Not totally unusual to get some sparkle over time even in one you thought was totally dried out. Degassing before bottling helps. As fas as sorbating after it's been bottled, I dunno. I've gone back and added a couple grains dry yeast to sparkle ones that never sparkled but sorbate is unlikely to stop an active ferment, however gentle. It'll only prevent a renewed ferment. 

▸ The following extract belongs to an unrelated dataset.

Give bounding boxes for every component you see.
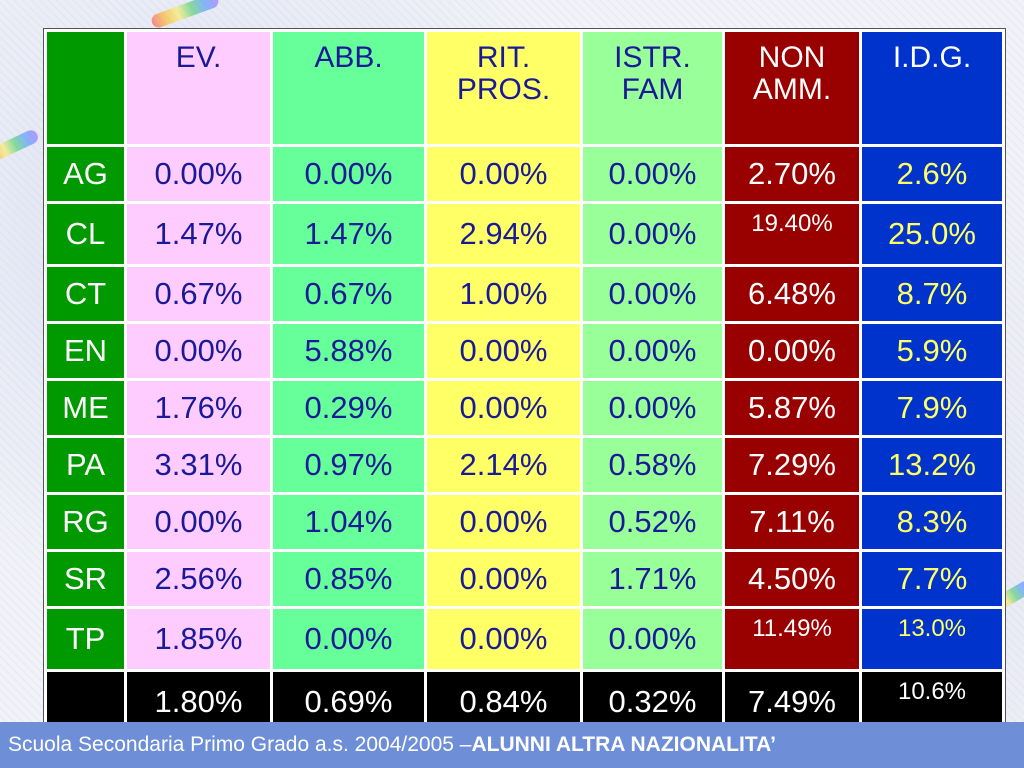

A water bath pasterization could be run, but realize that raising the temp also raises the pressure and will likely blow corks. Caps should be OK as far as strength of seal goes. COVER the kettle if you try it, and realize that grenades are a distinct possibility. I don't recommend it and the usual disclaimers apply, but the procedure is put the bottles in a tepid water bath, raise slowly to 130, hold a bit, and allow to cool naturally and slowly (don't force-cool). It should stay at 130 for a good 15 mins at least... I don't recall the exact time/heat chart for pasteurization but it could be looked up. The heat will likely change the character of the mead somewhat, but then drinking mead off your ceiling would taste worse







. I used to do this with sparkling hard cider that wasn't totally dry, but those were all in returnable beer bottles with crowns (very sturdy), and I did it on the patio inside a covered kettle standing around the corner.

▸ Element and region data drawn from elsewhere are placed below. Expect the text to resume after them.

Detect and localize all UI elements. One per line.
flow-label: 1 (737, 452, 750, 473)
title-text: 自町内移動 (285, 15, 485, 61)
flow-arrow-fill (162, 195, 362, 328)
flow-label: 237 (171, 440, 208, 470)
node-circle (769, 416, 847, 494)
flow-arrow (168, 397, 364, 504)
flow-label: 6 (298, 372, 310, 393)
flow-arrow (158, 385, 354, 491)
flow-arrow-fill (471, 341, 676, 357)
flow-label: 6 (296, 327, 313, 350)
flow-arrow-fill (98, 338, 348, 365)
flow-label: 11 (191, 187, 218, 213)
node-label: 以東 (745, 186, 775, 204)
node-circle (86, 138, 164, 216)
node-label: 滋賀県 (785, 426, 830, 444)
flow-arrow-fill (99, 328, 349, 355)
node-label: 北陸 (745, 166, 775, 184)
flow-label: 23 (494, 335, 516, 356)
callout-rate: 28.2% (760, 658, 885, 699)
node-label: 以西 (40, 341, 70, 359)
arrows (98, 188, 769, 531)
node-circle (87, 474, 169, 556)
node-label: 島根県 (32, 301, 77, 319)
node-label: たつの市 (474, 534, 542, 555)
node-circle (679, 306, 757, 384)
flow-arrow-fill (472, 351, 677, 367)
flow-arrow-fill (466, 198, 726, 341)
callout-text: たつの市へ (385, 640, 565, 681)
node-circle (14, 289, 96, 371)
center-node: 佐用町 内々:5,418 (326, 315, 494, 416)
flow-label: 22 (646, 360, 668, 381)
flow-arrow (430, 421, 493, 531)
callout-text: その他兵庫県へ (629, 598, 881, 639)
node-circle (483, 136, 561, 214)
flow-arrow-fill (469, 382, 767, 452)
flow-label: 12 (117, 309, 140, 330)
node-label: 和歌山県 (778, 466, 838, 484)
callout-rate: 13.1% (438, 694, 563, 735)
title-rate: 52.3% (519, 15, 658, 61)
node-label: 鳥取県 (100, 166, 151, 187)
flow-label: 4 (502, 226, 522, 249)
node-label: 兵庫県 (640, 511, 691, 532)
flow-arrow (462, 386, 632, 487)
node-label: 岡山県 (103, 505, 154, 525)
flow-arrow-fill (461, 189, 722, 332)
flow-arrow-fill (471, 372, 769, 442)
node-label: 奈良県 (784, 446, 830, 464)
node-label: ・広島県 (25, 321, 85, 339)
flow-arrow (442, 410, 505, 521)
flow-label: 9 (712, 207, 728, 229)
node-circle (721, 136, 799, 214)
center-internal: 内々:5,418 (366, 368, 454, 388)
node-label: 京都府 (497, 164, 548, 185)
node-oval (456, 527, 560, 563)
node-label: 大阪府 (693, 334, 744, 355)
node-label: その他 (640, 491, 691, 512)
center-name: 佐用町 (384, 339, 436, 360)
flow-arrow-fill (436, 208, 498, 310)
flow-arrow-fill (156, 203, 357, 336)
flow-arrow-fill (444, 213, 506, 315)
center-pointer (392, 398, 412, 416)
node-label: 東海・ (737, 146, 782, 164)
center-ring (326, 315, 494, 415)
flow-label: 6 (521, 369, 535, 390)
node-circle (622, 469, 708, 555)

Alternately keep 'em cool enough to slow/stop the sparkling process. If you're confident in there being little more sugar for them to eat, pull the corks/open the caps, let them sit a sec to degass a little or even swirl gently, and recap/recork. They'll still be sparkled or petillant at least, but you'll get some of the pressure and gas out and possibly avoid grenades with minimal O2 exposure (CO2 devolving out, no gas coming in).

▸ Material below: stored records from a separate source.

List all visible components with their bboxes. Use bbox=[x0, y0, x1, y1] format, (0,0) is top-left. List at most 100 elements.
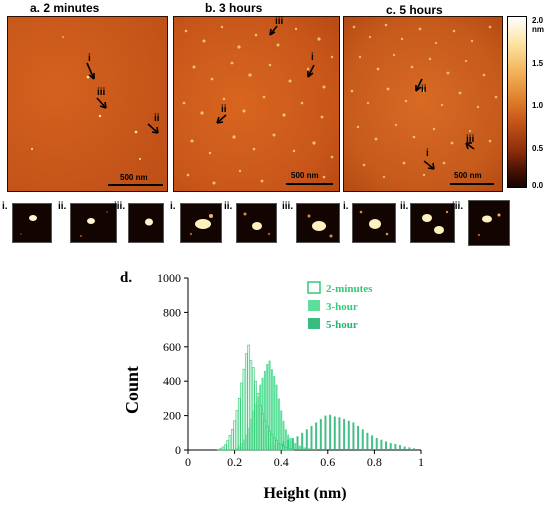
bar-2-minutes bbox=[265, 425, 269, 451]
y-tick-label: 1000 bbox=[157, 271, 181, 285]
inset-b-ii bbox=[236, 203, 277, 243]
bar-5-hour bbox=[343, 419, 346, 450]
inset-c-i bbox=[352, 203, 396, 243]
bar-2-minutes bbox=[254, 380, 257, 451]
inset-label: ii. bbox=[224, 201, 233, 212]
legend-swatch-3-hour bbox=[308, 300, 320, 311]
marker-ii-label: ii bbox=[154, 113, 160, 124]
particle-texture bbox=[350, 23, 498, 179]
bar-5-hour bbox=[394, 443, 397, 450]
y-tick-label: 200 bbox=[163, 409, 181, 423]
bar-3-hour bbox=[303, 447, 306, 450]
bar-3-hour bbox=[284, 429, 287, 450]
bar-2-minutes bbox=[219, 448, 222, 451]
x-tick-label: 1 bbox=[418, 455, 424, 469]
scale-bar-label: 500 nm bbox=[120, 173, 148, 182]
bar-2-minutes bbox=[289, 448, 292, 451]
bar-3-hour bbox=[308, 448, 311, 450]
x-tick-label: 0.2 bbox=[227, 455, 242, 469]
inset-label: i. bbox=[2, 201, 8, 212]
bar-5-hour bbox=[389, 443, 392, 450]
bar-2-minutes bbox=[237, 398, 241, 451]
bar-2-minutes bbox=[247, 344, 250, 451]
colorbar-label-1-0: 1.0 bbox=[532, 101, 544, 110]
bar-3-hour bbox=[296, 444, 299, 450]
marker-i-label: i bbox=[311, 52, 314, 63]
bar-2-minutes bbox=[258, 404, 262, 451]
inset-label: ii. bbox=[58, 201, 67, 212]
panel-a-title: a. 2 minutes bbox=[30, 1, 100, 15]
tick-labels: 0 0.2 0.4 0.6 0.8 1 0 200 400 600 800 1000 bbox=[157, 271, 424, 469]
bar-5-hour bbox=[361, 429, 364, 450]
bar-5-hour bbox=[338, 417, 341, 450]
bar-5-hour bbox=[403, 446, 406, 450]
marker-i-label: i bbox=[426, 148, 429, 159]
x-tick-label: 0.4 bbox=[274, 455, 289, 469]
bar-2-minutes bbox=[291, 449, 295, 451]
bar-5-hour bbox=[315, 422, 318, 450]
bar-5-hour bbox=[375, 437, 378, 450]
bar-3-hour bbox=[275, 384, 278, 450]
colorbar-label-2-0: 2.0 nm bbox=[532, 16, 544, 34]
panel-b-title: b. 3 hours bbox=[205, 1, 263, 15]
bar-5-hour bbox=[357, 425, 360, 450]
legend-label-5-hour: 5-hour bbox=[326, 319, 358, 331]
x-tick-label: 0 bbox=[185, 455, 191, 469]
bar-2-minutes bbox=[251, 367, 255, 451]
inset-b-iii bbox=[296, 203, 340, 243]
marker-i-label: i bbox=[88, 53, 91, 64]
bar-2-minutes bbox=[261, 413, 264, 451]
inset-a-iii bbox=[128, 203, 164, 243]
bar-3-hour bbox=[291, 440, 294, 450]
legend-swatch-2-minutes bbox=[307, 281, 321, 294]
bar-2-minutes bbox=[216, 449, 220, 451]
bar-3-hour bbox=[273, 376, 276, 450]
bar-5-hour bbox=[380, 439, 383, 450]
legend-label-3-hour: 3-hour bbox=[326, 301, 358, 313]
bar-3-hour bbox=[310, 448, 313, 450]
bar-3-hour bbox=[289, 437, 292, 450]
panel-d-label: d. bbox=[120, 270, 132, 286]
inset-c-ii bbox=[410, 203, 455, 243]
bar-5-hour bbox=[408, 447, 411, 450]
height-colorbar bbox=[507, 16, 527, 188]
bar-3-hour bbox=[282, 420, 285, 450]
particle-thumb bbox=[243, 212, 271, 236]
bar-2-minutes bbox=[240, 382, 243, 451]
bar-3-hour bbox=[298, 445, 301, 450]
inset-a-i bbox=[12, 203, 52, 243]
particle-thumb bbox=[477, 213, 501, 237]
legend: 2-minutes 3-hour 5-hour bbox=[307, 281, 373, 331]
bar-5-hour bbox=[301, 432, 304, 450]
inset-a-ii bbox=[70, 203, 117, 243]
particle-thumb bbox=[189, 214, 213, 236]
bar-2-minutes bbox=[272, 437, 276, 451]
inset-label: iii. bbox=[282, 201, 294, 212]
bar-5-hour bbox=[371, 435, 374, 450]
bars bbox=[216, 344, 420, 451]
bar-2-minutes bbox=[284, 447, 288, 451]
bar-5-hour bbox=[333, 416, 336, 450]
x-tick-label: 0.6 bbox=[320, 455, 335, 469]
y-tick-label: 600 bbox=[163, 340, 181, 354]
afm-image-3-hours: iii i ii 500 nm bbox=[173, 16, 340, 192]
bar-2-minutes bbox=[230, 429, 234, 451]
bar-2-minutes bbox=[263, 420, 267, 451]
particle-thumb bbox=[145, 218, 153, 226]
bar-3-hour bbox=[305, 447, 308, 450]
bar-2-minutes bbox=[226, 440, 229, 451]
bar-3-hour bbox=[294, 443, 297, 450]
marker-iii-label: iii bbox=[466, 134, 475, 145]
inset-label: ii. bbox=[400, 201, 409, 212]
colorbar-label-0-0: 0.0 bbox=[532, 181, 544, 190]
legend-label-2-minutes: 2-minutes bbox=[326, 283, 373, 295]
particle-thumb bbox=[359, 210, 389, 236]
bar-5-hour bbox=[366, 432, 369, 450]
bar-3-hour bbox=[277, 398, 280, 450]
bar-2-minutes bbox=[279, 444, 283, 451]
bar-3-hour bbox=[263, 370, 266, 450]
arrows-overlay bbox=[31, 36, 159, 160]
bar-3-hour bbox=[312, 448, 315, 450]
inset-label: iii. bbox=[452, 201, 464, 212]
bar-2-minutes bbox=[256, 392, 260, 451]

In one extreme case, I opened the whole batch and put it in a keg. Heckuva party. Draft mead... you'll be amazed at how many friends you didn't know you had, and at how the friends you _thought_ you knew behave!


----------



## Ben Brewcat (Oct 27, 2004)

OK, looked up the procedure from Annie Proulx's "Making the best apple cider"; this will completely pasteurize even unfermented cider for long-term storage: 

Cork one "test bottle" full of water with a cork that'll allow a thermometer to be snugly inserted through the cork. Submerge all the capped bottles alomg with the test bottle, which sits on an upside-down tuna can, in a water-bath canner. The can is so the heat from the bottom doesn't skew the test bottle's rread if bottle temps from the bath. The cork should be above water.

Heat the bath until temp reads 143F. Hold 30 mins. Remove bottle and lay on sides on several layers of paper in draft free area. Allow to cool.

For them that's done it, it's a alot like water-bath canning.


----------